I entered waitressing scared – the same shy girl I had been at school two hours before – and an hour after I walked through the dining room door for the first time, I was thrown into the chaos, assigned my own tables and taking orders, which didn’t do much to reassure me. My first table consisted of four very drunk Polish men, and as I shakily explained the menu, I kicked myself for being so awkward – too nervous to make jokes, barely stable enough to carry a drink tray. The first weekend I struggled through each table, trying to figure out what I was supposed to be doing and enviously watching the older, more experienced waitresses as they joked with their tables, making conversation like they were old friends. On the third day one of my tables was getting ready to leave, an older man and his son who had been at camp to fish for the weekend, and they took the time to tell me that they were impressed by how well I was already doing at waitressing, telling me that I was “a natural”, and requesting to have me as their waitress when they returned a few weeks later. This could just as possibly have been an attempt to soothe my nerves as it could have been true, but either way, that bit of encouragement was enough to build my confidence in waitressing – to make me burst through the front door at home and hurriedly retell everything to my mom, excited to go back the next day. As each meal went by, I felt more and more comfortable, and by the time the man and his son were back, I was a completely new person (and comfortable with the same jokes and small talk as the other waitresses). Soon, more families requested to have me as their waitress, and every time I received a compliment it reassured me that I was doing well – and that I was capable of such.

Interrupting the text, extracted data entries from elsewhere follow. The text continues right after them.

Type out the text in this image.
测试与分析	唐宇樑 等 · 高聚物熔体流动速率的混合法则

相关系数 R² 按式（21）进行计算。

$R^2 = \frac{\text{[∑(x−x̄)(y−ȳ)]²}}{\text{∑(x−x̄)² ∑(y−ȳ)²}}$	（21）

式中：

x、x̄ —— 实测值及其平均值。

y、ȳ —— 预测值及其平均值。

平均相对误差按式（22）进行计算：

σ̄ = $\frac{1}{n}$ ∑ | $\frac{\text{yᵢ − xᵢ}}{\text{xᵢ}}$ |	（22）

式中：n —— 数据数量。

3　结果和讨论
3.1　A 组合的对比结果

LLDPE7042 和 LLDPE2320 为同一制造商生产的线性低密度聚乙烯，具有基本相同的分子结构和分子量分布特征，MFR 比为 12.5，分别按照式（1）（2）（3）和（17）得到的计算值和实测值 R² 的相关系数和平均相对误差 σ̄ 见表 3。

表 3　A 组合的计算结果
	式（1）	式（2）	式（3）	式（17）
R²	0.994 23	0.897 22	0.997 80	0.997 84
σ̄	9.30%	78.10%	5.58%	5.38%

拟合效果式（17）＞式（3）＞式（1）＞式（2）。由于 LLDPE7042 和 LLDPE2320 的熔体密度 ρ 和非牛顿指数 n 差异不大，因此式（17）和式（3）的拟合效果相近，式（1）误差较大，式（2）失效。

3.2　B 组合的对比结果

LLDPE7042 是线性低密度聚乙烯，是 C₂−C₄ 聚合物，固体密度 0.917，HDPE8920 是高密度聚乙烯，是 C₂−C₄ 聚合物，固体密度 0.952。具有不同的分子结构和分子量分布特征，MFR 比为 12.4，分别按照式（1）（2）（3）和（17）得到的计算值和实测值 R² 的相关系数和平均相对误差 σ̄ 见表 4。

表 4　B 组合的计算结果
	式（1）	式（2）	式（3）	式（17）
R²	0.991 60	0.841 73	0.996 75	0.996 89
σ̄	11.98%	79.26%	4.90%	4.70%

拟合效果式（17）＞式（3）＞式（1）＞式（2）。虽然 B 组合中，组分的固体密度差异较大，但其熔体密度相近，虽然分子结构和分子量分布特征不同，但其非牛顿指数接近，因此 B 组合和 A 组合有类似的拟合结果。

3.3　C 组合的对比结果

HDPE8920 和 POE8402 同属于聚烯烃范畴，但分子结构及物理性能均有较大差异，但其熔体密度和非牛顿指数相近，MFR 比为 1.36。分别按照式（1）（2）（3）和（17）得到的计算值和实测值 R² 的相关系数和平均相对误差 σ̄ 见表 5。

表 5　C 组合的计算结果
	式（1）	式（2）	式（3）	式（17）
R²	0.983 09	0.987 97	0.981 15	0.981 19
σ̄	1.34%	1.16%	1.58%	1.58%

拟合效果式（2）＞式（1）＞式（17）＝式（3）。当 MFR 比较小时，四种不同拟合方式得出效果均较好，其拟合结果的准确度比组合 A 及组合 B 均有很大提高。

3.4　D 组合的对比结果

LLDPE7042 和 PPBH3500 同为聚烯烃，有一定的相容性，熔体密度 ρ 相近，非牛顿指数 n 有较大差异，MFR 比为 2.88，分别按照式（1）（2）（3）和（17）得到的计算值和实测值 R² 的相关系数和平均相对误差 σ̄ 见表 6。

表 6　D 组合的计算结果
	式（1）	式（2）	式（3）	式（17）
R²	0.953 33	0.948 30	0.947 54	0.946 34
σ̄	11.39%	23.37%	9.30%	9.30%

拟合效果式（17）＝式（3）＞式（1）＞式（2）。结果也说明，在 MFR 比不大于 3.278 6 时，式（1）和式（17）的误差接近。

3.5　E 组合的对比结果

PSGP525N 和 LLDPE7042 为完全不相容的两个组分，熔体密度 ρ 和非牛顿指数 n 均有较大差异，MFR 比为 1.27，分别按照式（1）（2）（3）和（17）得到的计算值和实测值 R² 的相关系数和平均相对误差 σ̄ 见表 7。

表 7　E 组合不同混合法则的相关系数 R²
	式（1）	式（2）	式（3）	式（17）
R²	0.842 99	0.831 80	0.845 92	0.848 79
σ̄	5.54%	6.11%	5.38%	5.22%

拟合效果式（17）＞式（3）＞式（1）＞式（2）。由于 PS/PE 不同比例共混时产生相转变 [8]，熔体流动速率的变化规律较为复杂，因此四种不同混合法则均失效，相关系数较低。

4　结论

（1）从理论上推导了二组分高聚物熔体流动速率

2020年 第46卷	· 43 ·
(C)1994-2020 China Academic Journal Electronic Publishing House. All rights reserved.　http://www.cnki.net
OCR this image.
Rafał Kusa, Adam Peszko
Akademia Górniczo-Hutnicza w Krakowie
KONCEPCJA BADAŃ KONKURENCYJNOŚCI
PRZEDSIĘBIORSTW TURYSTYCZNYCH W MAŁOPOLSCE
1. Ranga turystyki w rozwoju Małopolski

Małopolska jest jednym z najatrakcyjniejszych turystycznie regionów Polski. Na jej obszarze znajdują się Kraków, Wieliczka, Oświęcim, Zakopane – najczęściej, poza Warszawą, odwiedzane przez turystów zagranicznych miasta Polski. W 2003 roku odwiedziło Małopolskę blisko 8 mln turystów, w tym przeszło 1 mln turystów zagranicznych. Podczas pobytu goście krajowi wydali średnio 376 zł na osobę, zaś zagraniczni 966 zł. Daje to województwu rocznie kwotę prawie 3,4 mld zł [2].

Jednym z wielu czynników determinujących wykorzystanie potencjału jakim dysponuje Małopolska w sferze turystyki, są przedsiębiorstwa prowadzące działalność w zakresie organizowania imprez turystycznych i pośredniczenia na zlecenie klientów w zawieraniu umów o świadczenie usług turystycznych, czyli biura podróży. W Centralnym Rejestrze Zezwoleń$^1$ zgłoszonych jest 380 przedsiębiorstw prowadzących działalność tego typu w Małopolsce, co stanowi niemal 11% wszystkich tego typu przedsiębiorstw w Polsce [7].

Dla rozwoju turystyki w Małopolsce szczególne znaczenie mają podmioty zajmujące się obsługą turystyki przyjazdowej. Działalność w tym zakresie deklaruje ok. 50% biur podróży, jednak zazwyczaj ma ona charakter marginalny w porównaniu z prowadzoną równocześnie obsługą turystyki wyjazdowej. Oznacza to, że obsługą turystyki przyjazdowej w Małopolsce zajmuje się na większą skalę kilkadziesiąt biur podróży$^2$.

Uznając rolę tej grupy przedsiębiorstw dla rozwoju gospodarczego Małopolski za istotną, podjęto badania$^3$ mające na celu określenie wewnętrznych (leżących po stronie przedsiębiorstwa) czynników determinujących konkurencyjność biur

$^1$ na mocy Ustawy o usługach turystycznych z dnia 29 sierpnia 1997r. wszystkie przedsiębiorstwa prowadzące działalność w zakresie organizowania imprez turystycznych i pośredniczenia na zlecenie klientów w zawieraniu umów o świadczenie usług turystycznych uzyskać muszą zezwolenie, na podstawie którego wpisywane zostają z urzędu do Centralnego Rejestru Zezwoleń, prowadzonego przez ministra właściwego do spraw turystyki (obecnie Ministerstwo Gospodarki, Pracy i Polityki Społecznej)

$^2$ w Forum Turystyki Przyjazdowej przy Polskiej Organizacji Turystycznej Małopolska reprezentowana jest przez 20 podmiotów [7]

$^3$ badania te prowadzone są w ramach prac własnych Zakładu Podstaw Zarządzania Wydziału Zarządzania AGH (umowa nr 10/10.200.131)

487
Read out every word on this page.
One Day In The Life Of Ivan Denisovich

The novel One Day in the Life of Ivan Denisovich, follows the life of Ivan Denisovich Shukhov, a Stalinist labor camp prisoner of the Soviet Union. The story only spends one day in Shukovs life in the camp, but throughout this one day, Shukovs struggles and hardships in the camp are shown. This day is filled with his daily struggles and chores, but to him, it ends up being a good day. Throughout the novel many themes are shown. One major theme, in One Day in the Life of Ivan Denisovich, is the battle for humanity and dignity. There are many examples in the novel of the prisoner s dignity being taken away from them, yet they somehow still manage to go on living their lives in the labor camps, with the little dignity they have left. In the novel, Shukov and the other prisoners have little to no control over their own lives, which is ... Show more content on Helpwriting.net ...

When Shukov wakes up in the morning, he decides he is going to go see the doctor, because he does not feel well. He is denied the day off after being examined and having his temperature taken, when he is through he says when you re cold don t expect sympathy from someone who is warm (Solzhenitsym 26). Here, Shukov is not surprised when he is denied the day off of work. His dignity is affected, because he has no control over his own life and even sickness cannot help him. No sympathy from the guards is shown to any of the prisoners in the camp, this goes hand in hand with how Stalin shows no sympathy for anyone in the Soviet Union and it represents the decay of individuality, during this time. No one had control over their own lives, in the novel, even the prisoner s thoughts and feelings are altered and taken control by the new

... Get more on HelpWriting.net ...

Looking ahead in life, I hope to study International Affairs in Washington D.C. and to go on to work at an organization like the United Nations or the State Department. Coming from rural Central Maine, I would never have had the confidence to seriously consider applying to colleges as far away as Washington D.C., or to advocate for myself and my dreams, if I had remained stuck in my shyness. My goals for 2023 are to be accepted into Georgetown University or George Washington University in Washington, D.C., to enjoy the last few months of living in Maine (even though I’ve spent seventeen years wanting to leave), and to stand up for myself and make the most of my freshman year of college – shedding the quiet persona that I’ve inhabited since preschool in exchange for a secure, optimistic one that allows me to be successful and achieve my goals. Had I not learned to believe in myself by becoming a waitress in 2022, these goals would never have been conceivable. I can thank the summer job I applied to on a whim for everything that follows.